Bisnis.com, JAKARTA — Asosiasi Petani Tebu Rakyat Indonesia (APTRI) mengeluhkan harga pokok produksi (HPP) dan harga eceran tertinggi (HET) gula tani yang masih berpijak pada regulasi tahun 2016 lalu. Padahal, biaya produksi gula dari petani sudah melambung tinggi pada tahun ini.
Ketua Umum APTRI Soemitro Samadikun mengatakan kondisi itu tidak menguntungkan petani tebu di sejumlah daerah. Konsekuensinya, produksi tebu dari petani lokal relatif menyusut yang diimbangi dengan kebijakan impor dari pemerintah setiap tahunnya.
“Sejak 2019 kami rugi, keputusan Rp12.500 itu adalah HET yang ditetapkan pada 2016, sampai tahun ini tidak berubah. Apakah benar bahwa kebutuhan kita untuk memproduksi tanaman tebu itu semakin murah,” kata Soemitro saat Webinar Modernisasi Gula Negara, Selasa (28/9/2021).
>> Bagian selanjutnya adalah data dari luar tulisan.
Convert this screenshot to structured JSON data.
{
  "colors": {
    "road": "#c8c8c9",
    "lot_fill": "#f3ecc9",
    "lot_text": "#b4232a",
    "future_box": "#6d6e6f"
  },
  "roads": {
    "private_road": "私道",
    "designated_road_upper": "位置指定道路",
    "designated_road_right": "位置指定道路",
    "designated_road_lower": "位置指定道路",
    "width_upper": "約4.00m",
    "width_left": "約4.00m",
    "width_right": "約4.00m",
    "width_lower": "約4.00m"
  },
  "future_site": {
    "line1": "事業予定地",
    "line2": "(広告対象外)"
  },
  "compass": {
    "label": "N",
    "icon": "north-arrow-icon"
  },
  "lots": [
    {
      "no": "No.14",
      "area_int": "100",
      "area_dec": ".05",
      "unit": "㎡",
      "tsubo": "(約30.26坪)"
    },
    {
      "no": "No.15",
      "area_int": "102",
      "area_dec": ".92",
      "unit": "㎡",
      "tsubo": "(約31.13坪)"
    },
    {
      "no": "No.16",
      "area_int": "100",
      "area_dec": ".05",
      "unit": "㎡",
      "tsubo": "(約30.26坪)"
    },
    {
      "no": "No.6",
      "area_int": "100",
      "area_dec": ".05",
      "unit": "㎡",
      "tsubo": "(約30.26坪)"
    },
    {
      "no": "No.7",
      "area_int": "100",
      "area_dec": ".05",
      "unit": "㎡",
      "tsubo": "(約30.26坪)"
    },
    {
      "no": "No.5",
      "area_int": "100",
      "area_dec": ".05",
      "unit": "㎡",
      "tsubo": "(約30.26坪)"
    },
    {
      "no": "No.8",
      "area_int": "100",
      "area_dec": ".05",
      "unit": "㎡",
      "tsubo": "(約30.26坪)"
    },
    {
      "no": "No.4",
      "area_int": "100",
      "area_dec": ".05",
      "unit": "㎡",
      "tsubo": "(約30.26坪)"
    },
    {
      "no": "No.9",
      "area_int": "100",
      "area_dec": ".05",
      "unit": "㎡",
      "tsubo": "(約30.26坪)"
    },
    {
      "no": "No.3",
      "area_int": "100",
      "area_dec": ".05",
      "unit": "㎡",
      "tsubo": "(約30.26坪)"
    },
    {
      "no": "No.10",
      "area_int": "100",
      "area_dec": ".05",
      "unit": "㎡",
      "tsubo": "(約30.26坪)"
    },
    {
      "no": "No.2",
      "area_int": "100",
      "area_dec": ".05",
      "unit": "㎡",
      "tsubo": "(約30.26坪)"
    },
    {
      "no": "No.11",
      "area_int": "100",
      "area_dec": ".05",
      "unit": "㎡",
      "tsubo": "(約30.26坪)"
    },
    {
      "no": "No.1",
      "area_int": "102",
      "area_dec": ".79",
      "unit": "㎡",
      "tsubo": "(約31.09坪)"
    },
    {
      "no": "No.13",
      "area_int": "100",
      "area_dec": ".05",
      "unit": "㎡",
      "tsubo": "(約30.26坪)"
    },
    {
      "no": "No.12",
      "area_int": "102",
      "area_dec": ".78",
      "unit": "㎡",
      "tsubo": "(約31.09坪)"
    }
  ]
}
Dia menuturkan, gula dari petani sempat disetujui untuk dibeli oleh sejumlah importir senilai Rp11.500 pada tahun lalu. Hanya saja, rencana itu tidak kunjung terealisasi.
Belakangan, petani menjual gula dengan harga berkisar pada Rp10.500 kepada Holding Perkebunan Nusantara PTPN III (Persero) dan PT Rajawali Nusantara Indonesia (Persero). Dia mengatakan penawaran petani itu juga tidak ditanggapi.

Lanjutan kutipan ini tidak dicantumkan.